In allen europäischen RGW-Ländern war dagegen die Wirtschaftsentwicklung der siebziger und achtziger Jahre mit einer deutlichen Verschlechterung der Umweltsituation verbunden. Das sich in den westlichen Ländern verstärkende Umweltbewußtsein (mit Verzögerung auch in den östlichen Ländern) — vor allem die ernsthaften Versuche von Politik und Wirtschaft, von einer nachsorgenden auf eine präventive Umweltpolitik überzugehen — läßt gerade im Zuge des Zusammenwachsens von Europa eine Beschäftigung mit den Umweltproblemen des „neuen“ Osteuropas notwendig erscheinen.
Eine erste quantifizierende Kennzeichnung der zunehmenden Umweltbelastungen in Osteuropa erlauben die Ergebnisse der umfangreichen empirischen Studie von J. Slama Diese Bestandsaufnahme erfolgte vor dem Hintergrund der weltweiten Umweltbelastungen, im Ost-West-Vergleich und in Beziehung zum jeweiligen Niveau der Wirtschaftsentwicklung. Den Daten für die Bewertung der Luftverschmutzung (vor allem durch Stäube, Flugasche u. a. Schwebstoffe wie Schwefeldioxid, Stickoxide und organische gasförmige Verbindungen) kommt dabei eine zentrale Bedeutung zu, denn Luftschadstoffe stellen auch für andere Umweltbereiche wie Gewässer, Böden oder Vegetation und nicht zuletzt für den Menschen wesentliche Belastungen dar. Sie bilden aufgrund ihrer grenzüberschreitenden Wirkung zugleich ein internationales Konfliktpotential. Für die Industrieländer sind diese Daten zudem international vergleichbar.

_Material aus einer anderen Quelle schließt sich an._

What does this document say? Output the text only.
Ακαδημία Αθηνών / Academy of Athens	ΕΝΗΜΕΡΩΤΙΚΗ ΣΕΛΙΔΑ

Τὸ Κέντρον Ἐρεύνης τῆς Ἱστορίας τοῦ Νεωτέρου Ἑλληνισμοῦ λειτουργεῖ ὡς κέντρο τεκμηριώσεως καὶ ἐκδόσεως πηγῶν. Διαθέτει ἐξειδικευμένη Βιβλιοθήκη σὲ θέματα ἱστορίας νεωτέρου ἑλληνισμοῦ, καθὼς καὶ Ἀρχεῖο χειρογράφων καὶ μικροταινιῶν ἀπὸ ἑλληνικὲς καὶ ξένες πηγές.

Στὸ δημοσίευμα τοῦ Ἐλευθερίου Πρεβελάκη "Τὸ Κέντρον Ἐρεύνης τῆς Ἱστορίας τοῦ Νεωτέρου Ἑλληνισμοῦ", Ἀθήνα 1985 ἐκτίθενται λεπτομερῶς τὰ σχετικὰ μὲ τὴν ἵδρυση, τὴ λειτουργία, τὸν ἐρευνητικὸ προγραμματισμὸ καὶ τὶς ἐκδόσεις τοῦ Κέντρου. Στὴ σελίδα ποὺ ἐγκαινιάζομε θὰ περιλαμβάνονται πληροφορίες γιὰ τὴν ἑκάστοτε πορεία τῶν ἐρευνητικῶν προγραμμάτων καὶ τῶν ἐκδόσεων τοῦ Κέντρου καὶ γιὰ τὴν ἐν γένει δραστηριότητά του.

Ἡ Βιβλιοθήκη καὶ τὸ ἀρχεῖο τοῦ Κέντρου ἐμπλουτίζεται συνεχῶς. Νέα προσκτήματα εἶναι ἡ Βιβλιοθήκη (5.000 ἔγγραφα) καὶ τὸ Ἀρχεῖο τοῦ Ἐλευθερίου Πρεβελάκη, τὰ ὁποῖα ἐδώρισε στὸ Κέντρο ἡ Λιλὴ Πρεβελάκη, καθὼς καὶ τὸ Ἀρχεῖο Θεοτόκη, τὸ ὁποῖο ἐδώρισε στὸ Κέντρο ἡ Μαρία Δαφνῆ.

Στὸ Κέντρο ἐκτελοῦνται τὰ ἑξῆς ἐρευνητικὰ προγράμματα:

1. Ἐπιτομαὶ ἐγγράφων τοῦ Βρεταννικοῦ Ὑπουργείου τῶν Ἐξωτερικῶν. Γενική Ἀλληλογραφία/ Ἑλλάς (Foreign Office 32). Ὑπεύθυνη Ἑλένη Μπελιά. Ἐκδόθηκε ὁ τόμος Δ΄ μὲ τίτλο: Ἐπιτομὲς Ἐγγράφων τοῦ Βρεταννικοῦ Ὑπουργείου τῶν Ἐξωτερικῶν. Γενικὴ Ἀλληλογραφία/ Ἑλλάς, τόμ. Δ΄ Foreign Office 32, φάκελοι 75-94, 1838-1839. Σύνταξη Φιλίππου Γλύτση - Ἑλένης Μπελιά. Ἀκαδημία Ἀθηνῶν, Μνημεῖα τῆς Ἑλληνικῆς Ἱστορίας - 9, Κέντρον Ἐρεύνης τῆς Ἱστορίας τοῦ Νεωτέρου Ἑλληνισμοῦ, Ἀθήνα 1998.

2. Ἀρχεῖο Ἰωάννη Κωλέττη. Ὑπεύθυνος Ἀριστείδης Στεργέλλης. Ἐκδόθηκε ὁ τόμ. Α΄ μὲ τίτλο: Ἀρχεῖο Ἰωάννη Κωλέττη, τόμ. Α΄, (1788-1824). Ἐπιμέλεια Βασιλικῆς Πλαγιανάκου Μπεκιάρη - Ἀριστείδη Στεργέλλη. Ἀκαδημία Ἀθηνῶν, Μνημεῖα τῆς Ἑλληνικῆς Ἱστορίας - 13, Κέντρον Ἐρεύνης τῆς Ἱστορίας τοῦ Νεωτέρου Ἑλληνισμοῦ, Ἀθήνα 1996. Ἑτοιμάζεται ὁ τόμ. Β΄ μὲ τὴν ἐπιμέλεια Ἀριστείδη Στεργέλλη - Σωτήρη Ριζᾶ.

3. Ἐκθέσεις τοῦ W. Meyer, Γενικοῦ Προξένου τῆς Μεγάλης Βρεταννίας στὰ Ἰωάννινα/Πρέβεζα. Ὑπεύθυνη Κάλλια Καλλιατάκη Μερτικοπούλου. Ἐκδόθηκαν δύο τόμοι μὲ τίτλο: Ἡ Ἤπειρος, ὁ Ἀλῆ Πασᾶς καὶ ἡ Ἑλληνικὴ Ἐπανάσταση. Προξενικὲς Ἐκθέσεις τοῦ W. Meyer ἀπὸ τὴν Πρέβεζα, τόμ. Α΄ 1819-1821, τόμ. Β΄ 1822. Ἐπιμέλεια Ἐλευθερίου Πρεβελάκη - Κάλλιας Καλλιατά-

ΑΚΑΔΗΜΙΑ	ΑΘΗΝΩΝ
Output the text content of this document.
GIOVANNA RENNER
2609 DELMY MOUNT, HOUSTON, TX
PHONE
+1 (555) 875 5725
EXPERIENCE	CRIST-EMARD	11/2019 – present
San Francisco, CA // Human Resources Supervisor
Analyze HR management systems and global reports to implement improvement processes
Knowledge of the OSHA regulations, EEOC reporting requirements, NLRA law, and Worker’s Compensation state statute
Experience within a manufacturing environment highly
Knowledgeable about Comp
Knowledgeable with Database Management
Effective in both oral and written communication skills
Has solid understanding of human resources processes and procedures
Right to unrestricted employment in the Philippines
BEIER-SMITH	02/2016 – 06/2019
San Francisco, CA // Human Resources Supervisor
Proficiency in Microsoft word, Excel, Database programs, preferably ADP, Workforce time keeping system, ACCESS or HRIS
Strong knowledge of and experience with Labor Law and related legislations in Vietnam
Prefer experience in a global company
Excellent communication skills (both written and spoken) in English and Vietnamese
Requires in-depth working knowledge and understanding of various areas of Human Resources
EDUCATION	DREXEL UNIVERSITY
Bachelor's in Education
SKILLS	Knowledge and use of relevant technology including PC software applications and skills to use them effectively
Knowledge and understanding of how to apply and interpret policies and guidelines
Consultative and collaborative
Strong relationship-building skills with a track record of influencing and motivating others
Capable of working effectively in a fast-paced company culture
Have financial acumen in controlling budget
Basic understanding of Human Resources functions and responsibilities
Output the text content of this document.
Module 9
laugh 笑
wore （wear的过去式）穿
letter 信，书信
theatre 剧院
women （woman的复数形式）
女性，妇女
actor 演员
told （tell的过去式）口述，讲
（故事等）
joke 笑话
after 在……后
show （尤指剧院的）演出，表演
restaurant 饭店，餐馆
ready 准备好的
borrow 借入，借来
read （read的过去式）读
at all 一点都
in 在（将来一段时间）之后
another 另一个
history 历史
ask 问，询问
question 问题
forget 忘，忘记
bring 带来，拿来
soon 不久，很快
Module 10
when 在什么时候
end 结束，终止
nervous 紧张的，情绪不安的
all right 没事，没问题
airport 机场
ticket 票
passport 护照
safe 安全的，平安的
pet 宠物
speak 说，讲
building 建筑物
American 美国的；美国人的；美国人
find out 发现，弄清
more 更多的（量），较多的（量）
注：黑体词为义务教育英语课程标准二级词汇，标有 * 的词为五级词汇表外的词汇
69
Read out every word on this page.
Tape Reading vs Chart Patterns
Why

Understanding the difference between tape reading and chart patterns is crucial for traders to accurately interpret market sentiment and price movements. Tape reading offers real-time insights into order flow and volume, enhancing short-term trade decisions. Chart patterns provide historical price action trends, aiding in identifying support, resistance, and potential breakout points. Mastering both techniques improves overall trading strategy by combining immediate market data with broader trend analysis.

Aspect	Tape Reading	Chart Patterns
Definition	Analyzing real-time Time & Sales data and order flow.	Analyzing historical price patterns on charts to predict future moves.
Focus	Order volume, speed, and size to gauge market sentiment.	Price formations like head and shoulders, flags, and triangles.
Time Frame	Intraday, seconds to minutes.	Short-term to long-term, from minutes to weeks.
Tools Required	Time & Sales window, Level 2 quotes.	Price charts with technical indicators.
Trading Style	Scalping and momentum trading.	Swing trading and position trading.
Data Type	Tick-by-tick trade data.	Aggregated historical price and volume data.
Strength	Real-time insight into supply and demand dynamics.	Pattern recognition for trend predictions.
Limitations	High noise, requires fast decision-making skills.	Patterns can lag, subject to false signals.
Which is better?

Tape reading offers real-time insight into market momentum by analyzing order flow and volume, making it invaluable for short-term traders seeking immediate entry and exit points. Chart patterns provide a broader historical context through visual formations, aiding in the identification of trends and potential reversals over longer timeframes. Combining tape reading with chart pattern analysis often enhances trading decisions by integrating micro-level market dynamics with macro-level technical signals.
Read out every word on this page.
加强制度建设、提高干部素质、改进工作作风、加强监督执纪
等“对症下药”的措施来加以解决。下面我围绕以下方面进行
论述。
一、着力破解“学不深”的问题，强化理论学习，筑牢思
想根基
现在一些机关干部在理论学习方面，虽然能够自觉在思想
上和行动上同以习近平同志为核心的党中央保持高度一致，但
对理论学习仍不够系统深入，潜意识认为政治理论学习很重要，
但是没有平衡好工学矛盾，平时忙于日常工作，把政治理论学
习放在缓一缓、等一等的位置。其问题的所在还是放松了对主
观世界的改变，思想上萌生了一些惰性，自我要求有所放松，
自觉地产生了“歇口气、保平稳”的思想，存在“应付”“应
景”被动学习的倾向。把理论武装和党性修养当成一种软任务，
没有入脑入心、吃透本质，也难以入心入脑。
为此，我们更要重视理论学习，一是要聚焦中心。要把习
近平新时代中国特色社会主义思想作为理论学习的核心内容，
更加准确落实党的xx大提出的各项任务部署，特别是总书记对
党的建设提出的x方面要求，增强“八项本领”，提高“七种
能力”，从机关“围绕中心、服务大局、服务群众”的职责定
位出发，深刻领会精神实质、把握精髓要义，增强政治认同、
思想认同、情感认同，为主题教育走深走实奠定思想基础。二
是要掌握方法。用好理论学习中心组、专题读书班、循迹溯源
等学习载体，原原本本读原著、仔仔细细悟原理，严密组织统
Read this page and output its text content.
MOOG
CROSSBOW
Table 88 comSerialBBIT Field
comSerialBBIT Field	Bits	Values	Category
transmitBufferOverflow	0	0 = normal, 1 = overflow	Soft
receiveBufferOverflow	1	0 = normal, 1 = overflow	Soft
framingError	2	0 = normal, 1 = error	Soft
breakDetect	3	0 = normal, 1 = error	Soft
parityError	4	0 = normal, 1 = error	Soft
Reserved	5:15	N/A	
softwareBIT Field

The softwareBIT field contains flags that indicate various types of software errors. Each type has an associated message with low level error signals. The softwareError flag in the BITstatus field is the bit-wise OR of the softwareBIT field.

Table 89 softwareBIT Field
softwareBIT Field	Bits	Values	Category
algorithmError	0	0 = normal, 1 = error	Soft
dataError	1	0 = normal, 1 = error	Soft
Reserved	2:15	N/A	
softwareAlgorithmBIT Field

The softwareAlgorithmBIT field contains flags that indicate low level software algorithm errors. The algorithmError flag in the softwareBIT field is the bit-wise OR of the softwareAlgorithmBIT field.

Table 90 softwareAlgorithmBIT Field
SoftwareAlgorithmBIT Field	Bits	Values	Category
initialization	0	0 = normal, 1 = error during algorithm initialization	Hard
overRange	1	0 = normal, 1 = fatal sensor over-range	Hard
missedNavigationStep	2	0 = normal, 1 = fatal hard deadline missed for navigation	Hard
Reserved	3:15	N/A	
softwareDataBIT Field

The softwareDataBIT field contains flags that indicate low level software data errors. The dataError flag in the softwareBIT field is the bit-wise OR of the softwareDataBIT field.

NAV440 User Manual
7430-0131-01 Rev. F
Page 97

J. Slama konnte in seiner Analyse feststellen, daß die Emissionen von SO 2 in Osteuropa pro Kopf der Bevölkerung 204 Prozent, pro Einheit Energieerzeugung 141 Prozent und pro Einheit Bruttosozialprodukt (BSP) 248 Prozent des westeuropäischen Niveaus betrugen. Die Immissionen pro Kopf der Bevölkerung erreichten in Osteuropa 235 Prozent, pro Flächeneinheit 43 Prozent der Werte Westeuropas
Tabelle 1 bietet eine Übersicht über die Entwicklung von Schwefeldioxid-(SO 2) und Stickoxidemissionen (NO,) ausgewählter Industrieländer des Ostens und Westens für die Zeit von 1980 bis 1985; damit werden bereits die wesentlichen Belastungsdimensionen sichtbar. Tabelle 2 erlaubt sodann eine nähere Differenzierung der Belastungen für die Länder Osteuropas, wobei diese Daten in Relation zum jeweiligen Energieverbrauch und zum erwirtschafteten Bruttosozialprodukt gesetzt werden. Differenziert nach Regionen wiesen dabei folgende Länder die höchsten Emissionen an SO 2 pro Million Einwohner auf:
DDR: 240 000 t CSSR: 223 000 t Ungarn: 161 000 t Polen:
123 000 t UdSSR: 97 000 t Bezogen auf das erwirtschaftete Bruttosozialprodukt ergab sich folgende Reihung (Menge an SO 2 pro Milliarde US-Dollar): -DDR: 35 000 t -CSSR: 35 000 t — Ungarn: 28 000 t — Polen: 24 000 t — Rumänien: 20 000 t Hinsichtlich der Emissionen von Stickoxiden (NO.) wiesen zur selben Zeit die sozialistischen Länder pro Einheit Bruttosozialprodukt 183 Prozent der Emissionswerte westlicher Länder auf. Die Rangfolge innerhalb des Ostblocks wurde hier von der DDR angeführt, gefolgt von der Tschechoslowakei und Bulgarien.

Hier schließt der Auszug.